I don’t understand this Management question and need help to study.
Grandview Clinic has fixed costs of $2 million and an average variable cost rate of $15 per visit. Its sole payer, an HMO, has proposed an annual capitation payment of $150 for each of its 20,000 members. Past experience indicates the population served will average two visits per year.
a. Construct the base case projected P&L statement on the contract.
b. Sketch two CVP analysis graphs for the clinic—one with number of visits on the x -axis and one with number of members on the x -axis.
c. What is the clinic’s contribution margin on the contract?
d. What profit gain can be realized if the clinic can lower per member utilization to 1.8 visits?
2. Charity Hospital, a not-for -profit, has a maximum capacity of 15,000 discharges per year. Variable patient service costs are $495 per discharge. Variable general and administrative costs are $5 per discharge. Fixed hospital overhead costs are $4,000,000 per year. The current reimbursement rate is $1,000 per discharge.
a. What is Charity’s breakeven volume in number of discharges?

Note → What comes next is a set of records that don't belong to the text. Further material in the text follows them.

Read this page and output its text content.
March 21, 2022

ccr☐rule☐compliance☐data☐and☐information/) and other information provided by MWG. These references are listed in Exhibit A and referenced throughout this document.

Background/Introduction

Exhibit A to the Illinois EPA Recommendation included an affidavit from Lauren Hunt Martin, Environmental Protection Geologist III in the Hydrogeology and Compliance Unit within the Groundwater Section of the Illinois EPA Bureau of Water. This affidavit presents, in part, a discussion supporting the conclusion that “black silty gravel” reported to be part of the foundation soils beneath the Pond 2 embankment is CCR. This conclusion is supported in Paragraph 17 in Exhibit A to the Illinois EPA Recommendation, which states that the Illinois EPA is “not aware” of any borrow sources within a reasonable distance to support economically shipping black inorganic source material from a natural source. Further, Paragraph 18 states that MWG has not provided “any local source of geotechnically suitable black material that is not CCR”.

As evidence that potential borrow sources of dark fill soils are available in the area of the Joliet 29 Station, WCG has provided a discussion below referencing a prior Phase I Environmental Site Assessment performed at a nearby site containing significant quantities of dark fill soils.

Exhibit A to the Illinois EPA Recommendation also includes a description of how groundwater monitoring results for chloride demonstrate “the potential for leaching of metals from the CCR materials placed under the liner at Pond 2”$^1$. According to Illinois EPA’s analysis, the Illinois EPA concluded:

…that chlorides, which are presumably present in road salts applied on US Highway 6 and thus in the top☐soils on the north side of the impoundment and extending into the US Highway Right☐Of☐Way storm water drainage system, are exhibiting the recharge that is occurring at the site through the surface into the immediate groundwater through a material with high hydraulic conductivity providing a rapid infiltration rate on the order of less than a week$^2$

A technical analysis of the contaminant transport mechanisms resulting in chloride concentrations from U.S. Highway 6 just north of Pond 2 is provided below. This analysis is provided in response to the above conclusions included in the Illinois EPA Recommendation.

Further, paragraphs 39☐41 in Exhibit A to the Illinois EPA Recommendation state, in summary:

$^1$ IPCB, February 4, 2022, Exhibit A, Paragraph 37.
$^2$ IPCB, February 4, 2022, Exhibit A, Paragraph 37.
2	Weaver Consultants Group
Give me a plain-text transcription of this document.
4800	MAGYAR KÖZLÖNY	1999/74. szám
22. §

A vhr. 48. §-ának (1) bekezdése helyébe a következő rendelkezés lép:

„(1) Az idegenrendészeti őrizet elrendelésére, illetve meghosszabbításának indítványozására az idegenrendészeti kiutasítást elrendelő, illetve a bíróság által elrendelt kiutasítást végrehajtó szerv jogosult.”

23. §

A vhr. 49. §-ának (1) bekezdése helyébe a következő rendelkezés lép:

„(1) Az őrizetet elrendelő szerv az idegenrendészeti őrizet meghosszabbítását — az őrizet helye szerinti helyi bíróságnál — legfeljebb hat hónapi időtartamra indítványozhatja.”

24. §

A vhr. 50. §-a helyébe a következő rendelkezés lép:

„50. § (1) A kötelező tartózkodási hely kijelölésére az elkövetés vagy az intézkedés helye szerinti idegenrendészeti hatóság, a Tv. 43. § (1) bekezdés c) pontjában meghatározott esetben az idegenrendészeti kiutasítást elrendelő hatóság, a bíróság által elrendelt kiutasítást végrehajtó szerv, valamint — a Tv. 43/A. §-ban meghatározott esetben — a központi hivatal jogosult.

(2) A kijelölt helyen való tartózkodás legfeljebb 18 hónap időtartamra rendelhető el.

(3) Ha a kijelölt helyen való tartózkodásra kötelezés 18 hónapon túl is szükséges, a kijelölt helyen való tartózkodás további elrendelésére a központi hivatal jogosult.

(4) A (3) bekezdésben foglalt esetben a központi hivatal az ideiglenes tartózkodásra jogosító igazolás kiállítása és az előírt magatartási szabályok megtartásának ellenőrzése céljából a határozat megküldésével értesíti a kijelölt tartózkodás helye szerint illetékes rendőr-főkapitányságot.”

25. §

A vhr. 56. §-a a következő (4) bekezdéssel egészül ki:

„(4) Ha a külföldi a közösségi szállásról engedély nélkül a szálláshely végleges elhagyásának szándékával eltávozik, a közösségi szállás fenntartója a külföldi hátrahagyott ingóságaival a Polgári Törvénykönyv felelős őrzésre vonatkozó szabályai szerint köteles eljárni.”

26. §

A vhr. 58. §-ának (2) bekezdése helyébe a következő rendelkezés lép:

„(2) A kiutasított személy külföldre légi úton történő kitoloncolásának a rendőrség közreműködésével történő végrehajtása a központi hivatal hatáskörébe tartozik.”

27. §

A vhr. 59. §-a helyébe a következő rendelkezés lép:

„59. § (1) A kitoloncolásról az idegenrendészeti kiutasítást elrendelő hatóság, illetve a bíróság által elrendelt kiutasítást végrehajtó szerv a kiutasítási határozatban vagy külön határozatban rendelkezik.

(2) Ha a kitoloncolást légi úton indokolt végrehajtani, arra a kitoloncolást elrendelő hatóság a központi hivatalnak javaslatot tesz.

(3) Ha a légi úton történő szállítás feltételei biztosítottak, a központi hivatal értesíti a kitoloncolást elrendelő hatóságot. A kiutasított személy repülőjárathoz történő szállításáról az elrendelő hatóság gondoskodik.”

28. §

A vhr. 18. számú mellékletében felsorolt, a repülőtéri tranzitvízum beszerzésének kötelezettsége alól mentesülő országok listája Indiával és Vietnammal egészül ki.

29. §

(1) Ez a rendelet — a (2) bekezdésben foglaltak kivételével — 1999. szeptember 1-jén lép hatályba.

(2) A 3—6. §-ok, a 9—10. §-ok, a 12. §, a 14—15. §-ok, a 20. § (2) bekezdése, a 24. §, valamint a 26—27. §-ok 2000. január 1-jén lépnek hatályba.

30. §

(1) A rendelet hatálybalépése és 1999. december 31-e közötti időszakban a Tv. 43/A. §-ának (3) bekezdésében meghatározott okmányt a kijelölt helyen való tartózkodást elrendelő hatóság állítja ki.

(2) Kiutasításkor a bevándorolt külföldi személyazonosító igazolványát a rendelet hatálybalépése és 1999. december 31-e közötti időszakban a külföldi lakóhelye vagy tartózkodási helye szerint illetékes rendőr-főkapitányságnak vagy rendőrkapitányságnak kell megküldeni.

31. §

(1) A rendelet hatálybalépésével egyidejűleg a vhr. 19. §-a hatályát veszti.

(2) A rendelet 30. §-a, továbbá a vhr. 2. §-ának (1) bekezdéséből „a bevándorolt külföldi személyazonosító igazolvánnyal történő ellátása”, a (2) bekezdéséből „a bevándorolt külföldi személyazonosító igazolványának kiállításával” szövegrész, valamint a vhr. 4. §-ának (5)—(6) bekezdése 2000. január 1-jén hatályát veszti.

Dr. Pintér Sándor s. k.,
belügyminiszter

b. Now assume Charity’s total discharges for 2014 totaled 10,000. In late 2014, a specialty cardiac hospital opened near Charity, so that discharges in 2015 will reach only 8,500. Management is planning to cut fixed costs so that the total for 2015 will be $1,000,000 less than in 2014. Management is also considering reducing variable staffing costs in order to earn a target profit that will be the same dollar amount as the profit earned in 2014. Charity has already had 4,000 discharges in 2015 at a reimbursement rate of $1,000 per discharge with variable costs unchanged. What contribution margin per unit is needed on the remaining 4,500 discharges in order to reach the target profit?